PRÉSIDENCE DE M. NICAISE.

Siégent au bureau: MM. Liénard, de Felcourt, l'abbé Chapiteau, curé de Saint-Loup.

M. Barbat de Bignicourt remplit les fonctions de secrétaire.

M. l'abbé Hémard, chargé de présenter un rapport sur la visite du Congrès au musée du Grand-Séminaire de Châlons, a la parole.

Visite du Congrès archéologique de France au musée du Grand-Séminaire de Châlons-sur-Marne.

Mercredi dernier, les membres du Congrès archéologique de France se rendaient au Grand-Séminaire pour visiter son musée.

Et tout d'abord, permettez-moi, Messieurs, de remercier au nom du diocèse et du Grand-Séminaire, tous les membres du Congrès, et en particulier M. de Cougny, directeur de la Société française d'Archéologie, ainsi que les promoteurs de cette visite, de l'honneur qu'ils ont bien voulu nous faire. Nous serions heureux, si notre collection avait pu vous intéresser, et si elle pouvait devenir de quelque utilité pour la solution des questions qui se rapportent à l'art préhistorique.

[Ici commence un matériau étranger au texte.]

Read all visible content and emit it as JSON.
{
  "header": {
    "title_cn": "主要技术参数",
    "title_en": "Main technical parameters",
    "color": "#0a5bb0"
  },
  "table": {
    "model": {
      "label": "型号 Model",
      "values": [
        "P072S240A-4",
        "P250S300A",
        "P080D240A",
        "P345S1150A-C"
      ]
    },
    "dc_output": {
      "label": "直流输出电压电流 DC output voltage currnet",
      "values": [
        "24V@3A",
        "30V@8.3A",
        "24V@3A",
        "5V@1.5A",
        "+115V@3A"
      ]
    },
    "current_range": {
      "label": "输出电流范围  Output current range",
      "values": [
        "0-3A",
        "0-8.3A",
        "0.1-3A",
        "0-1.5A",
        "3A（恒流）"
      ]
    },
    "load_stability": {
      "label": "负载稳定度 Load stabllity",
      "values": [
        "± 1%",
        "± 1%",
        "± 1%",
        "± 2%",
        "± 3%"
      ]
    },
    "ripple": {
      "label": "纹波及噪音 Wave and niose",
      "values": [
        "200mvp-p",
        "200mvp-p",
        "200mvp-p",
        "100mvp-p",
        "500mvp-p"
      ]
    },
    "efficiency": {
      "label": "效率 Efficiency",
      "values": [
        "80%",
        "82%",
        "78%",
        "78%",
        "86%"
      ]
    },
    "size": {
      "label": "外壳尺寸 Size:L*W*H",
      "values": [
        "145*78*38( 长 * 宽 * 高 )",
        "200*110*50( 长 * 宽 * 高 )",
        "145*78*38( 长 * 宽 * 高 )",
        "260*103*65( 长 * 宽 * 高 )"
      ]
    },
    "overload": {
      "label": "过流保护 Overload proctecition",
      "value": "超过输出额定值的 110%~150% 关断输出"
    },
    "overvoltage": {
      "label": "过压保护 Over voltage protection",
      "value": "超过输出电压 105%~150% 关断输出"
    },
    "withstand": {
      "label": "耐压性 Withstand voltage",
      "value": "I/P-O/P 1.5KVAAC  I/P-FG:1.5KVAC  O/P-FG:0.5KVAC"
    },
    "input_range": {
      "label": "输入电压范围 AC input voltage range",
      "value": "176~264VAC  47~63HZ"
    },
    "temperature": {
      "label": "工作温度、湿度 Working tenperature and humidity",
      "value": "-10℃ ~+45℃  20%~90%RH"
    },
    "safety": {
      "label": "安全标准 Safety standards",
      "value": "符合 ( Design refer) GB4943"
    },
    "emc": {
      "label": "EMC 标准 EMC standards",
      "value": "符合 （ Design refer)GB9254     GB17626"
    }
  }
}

Nous devons ce musée à la générosité de Mgr Meignan, évêque de Châlons, dont le zèle pour tout ce qui touche à la science est si connu.

Les musées particuliers ont leur utilité, sans doute; ils prouvent l'amour de la science dans ceux qui les forment; ils servent à étendre et à perfectionner leurs connaissances; mais, après tout, il n'y a guère que leurs possesseurs qui en tirent avantage. Le but que s'est proposé Sa Grandeur est plus élevé, plus conforme à son désir de voir la science s'étendre de plus en plus. Monseigneur n'a pas voulu un musée qui pût être utile à quelque particuliers seulement, encore moins un simple musée de parade: ce qu'il a voulu, c'est un musée diocésain destiné spécialement à l'enseignement de tout son clergé. Auparavant, plusieurs curés du diocèse s'occupaient déjà de ces sciences nouvelles, mais ce n'étaient que des efforts isolés; la plupart, occupés exclusivement des études qui leur sont propres, y demeuraient étrangers. Aujourd'hui, grâce à ce musée et à un cours spécial, tous les curés du diocèse de Châlons-sur-Marne, passant par l'enseignement du Grand-Séminaire, y puisent et le goût et les éléments des sciences archéologique, paléontologique et géologique.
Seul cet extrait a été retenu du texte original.